Die vorgesehene Zusammenarbeit geht bis zu der genauen Festlegung der Familienangehörigen und Verwandtschaftsverhältnisse von Asylsuchenden, damit die Verpflichtung zur Aufnahme dieses Personenkreises von vornherein klar begrenzt ist (Art. 35).
Auch der Informationsaustausch ist geregelt. Zuerst wird vereinbart, statistische Daten über Asylanfragen, über Herkunftsländer und Asylgruppen z.T. monatlich auszutauschen (Art. 37). Im folgenden Artikel wird jedoch gleich der angeblich vertraulich-bilaterale Austausch von persönlichen Daten vereinbart, wobei der Kreis der Zugriffsberechtigten so weit wie unbestimmt gezogen wird.
Dieser Datenaustausch und seine Auswirkungen auf Nicht-EG-Angehörige wird allerdings erst recht brisant durch weitere nationale Gesetze. In der BRD ist deshalb kürzlich ein neues Ausländerrecht im Eiltempo gesetzlich festgeklopft worden, demnächst steht das Ausländerzentralregister auf dem Plan der Regierung (siehe nebenstehenden Kasten). Die Bundesrepublik macht damit den Vertragsparteien vor, wie unerwünschte Flüchtlinge und Einwanderer vor den Grenzen gehalten werden sollen. Im Schengener Informationssystem (SIS) soll zu diesem Zweck eine Datei über aus- bzw. abgewiesene "Drittländer" eingerichtet werden, deren Daten für mindestens drei Jahre gespeichert bleiben (Art. 113).

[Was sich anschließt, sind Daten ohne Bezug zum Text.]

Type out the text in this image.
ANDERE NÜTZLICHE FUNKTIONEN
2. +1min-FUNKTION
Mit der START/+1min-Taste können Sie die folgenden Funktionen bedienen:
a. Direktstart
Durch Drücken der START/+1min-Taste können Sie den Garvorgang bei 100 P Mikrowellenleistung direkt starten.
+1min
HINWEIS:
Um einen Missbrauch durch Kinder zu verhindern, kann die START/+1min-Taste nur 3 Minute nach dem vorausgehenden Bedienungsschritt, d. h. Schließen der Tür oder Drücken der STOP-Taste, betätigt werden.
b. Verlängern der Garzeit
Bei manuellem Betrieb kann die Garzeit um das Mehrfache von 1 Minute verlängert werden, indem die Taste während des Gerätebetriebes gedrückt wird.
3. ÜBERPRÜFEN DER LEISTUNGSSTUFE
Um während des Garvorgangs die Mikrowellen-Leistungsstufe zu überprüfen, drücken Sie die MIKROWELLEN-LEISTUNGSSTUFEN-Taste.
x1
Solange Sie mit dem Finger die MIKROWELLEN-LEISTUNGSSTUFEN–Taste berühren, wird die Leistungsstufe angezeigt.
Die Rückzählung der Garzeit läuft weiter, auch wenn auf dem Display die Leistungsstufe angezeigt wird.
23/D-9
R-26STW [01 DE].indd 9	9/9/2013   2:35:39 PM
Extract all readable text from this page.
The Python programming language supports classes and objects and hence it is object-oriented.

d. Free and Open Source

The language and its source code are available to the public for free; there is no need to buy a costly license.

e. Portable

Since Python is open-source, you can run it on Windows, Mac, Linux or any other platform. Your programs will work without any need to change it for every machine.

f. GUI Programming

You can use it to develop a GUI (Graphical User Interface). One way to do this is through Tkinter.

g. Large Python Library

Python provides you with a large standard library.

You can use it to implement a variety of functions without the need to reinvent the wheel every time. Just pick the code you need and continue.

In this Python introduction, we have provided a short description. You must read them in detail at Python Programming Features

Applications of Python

Auch TREVI, die Planungsinstanz der EG für Fragen der Inneren Sicherheit, beschäftigt sich mit dem Schengener Vertrag, gilt er doch als Pilotprojekt für ein europaweites Abkommen. Doch mit Anregungen, öffentlich mitzuteilen, was in dem Geheimzirkel besprochen wird, prallt selbst Bangemann an der Phalanx der Betonköpfe ab: "Ich habe das in der Koordinationsrunde vorgeschlagen und habe den Vorsitzenden gebeten, öffentlich dafür zu werben, was wir tun. Aber da sind die Innenminister. Da sind die Justizminister. Da sind Polizeibeamte. Sie sind einfach daran gewöhnt, dass das, was sie tun, unter Ausschluss der Öffentlichkeit geschieht." (1)
Soviel ist bekannt: TREVI soll "Fragen aus dem Bereich der öffentlichen Ordnung und Sicherheit" behandeln. Asylpolitik, Grenzkontrollen, Ausländerpolitik und Datenaustausch stellen einen weiteren Arbeitsschwerpunkt dar, womit sich übereinstimmende Interessen mit den Inhalten des Schengener Abkommens ergeben. Eine endgültige Antwort auf die Frage, wohin diese Doppelgleisigkeit führt, lässt sich aber noch nicht geben. Wir können nur Vermutungen anstellen.
Die TREVI-Staaten werden vermutlich bei der heutigen Lage der Entwicklung eine Erweiterung der Unterzeichner des Schengener Abkommens einem neuen Gemeinschaftsvertrag vorziehen, wobei bereits feststeht, dass der Staatvertrag nur vollständig, d. h. ohne Veränderung übernommen werden darf. Wie dem auch sei, die Asylfrage wird dort behandelt werden, wo der politische Handlungsrahmen für die Exekutive am grössten ist. Und bereits die EG mit einem eher symbolischen Parlament scheint für die Administration eine unerträgliche Kontrolle oder Einschränkung darzustellen.
Deshalb kann die These aufgestellt werden: In der Asylpolitik bestimmen nicht die internationalen "centren" und Organe, sondern die Nationalstaaten den politischen Entscbeidungsrahmen. Nicht in Strassburg, Brüssel und Schengen wird entschieden, sondern in Paris, Bonn und Den Haag. Mit dem Abkommen schafft sich die Administration an den gültigen Gesetzen vorbei einen Handlungsrahmen, der die bestehenden Gesetze unterhöhlt und diese wiederum mittel- und langfristig dem gemeinsamen niedrigen Standard angleicht. Schon jetzt ist absehbar, dass das verhältnismässig liberale bundesdeutsche Grundrecht auf Asyl mit Hinweis auf die "europäische Harmonisierung" abgeschafft werden soll.
Dieser Umstand hat grosse Bedeutung für die politischen Strategien. Denn die Entscheidungen über Schengen und TREVI werden in Bonn und Paris geboren und auch dort umgesetzt. Die Gegenstrategien müssen den gleichen Weg nehmen, wollen sie nicht an den Entwicklungen und Entscheidungen vorbeilaufen.
Ali Yurttagül ist Mitarbeiter für Asyl- und Flüchtlingsfragen bei den GRÜNEN im Europaparlament.